Sie hämmern nicht auf schönen japanischen Naturfelltrommeln, sondern, wie der Titel des neuen Albums andeutet, auf «Küdder». Plastik, Blech und alles was einen perkussiven Sound hervorbringt, wird verarbeitet — und das klingt gut.

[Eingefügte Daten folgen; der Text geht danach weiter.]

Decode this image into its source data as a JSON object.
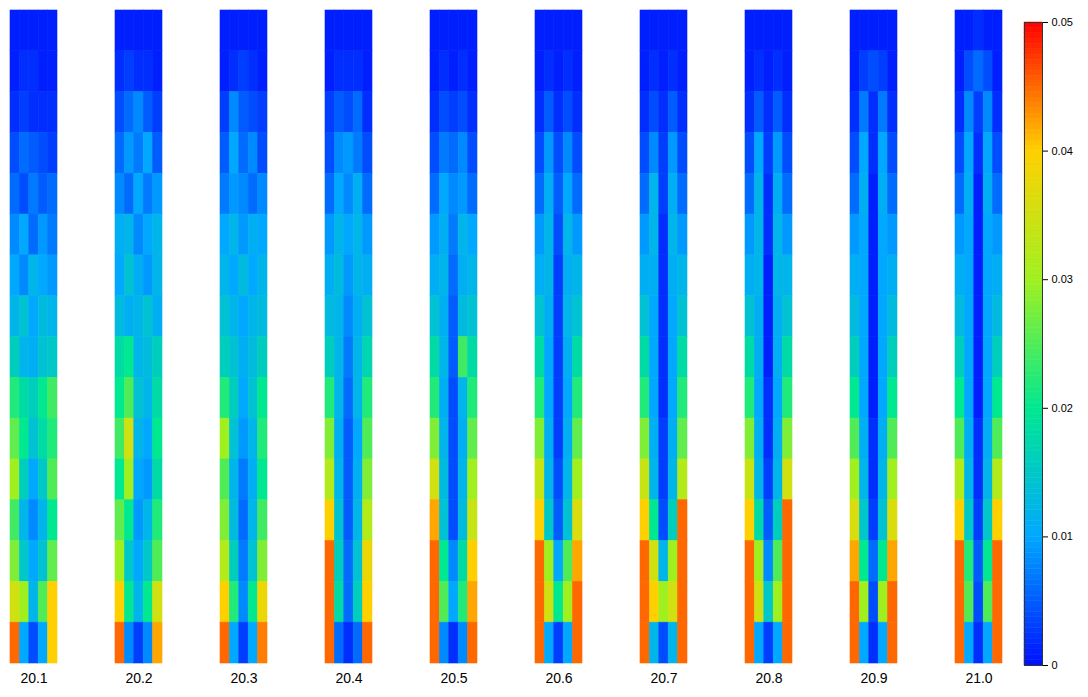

Das kleine Detail, dass praktisch alle Schlaginstrumente live eingespielt wurden, erklärt auch die natürliche Präsenz des Albums. Im Hintergrund reichern Elektro‑, Drum-and-Bass‑, Techno, BigBeatz- und 2Step-Sounds die Trommler an. Das klingt nach einem Potpourri, ist aber nicht so wild und wird mit illustren Gästen angereichert: Blakkayo, Mc LowQui, Namusoke und Lori Cotler liefern einige interessante Vocal-Tracks hinzu. Ein erstaunlich cooles Album für dieses Musik-Genre — auf jeden Fall mal reinhören. Live werden die Jungs noch mehr Gas geben — obwohl dabei das Showelement überwiegen wird. Aber darin überzeugen sie ebenfalls.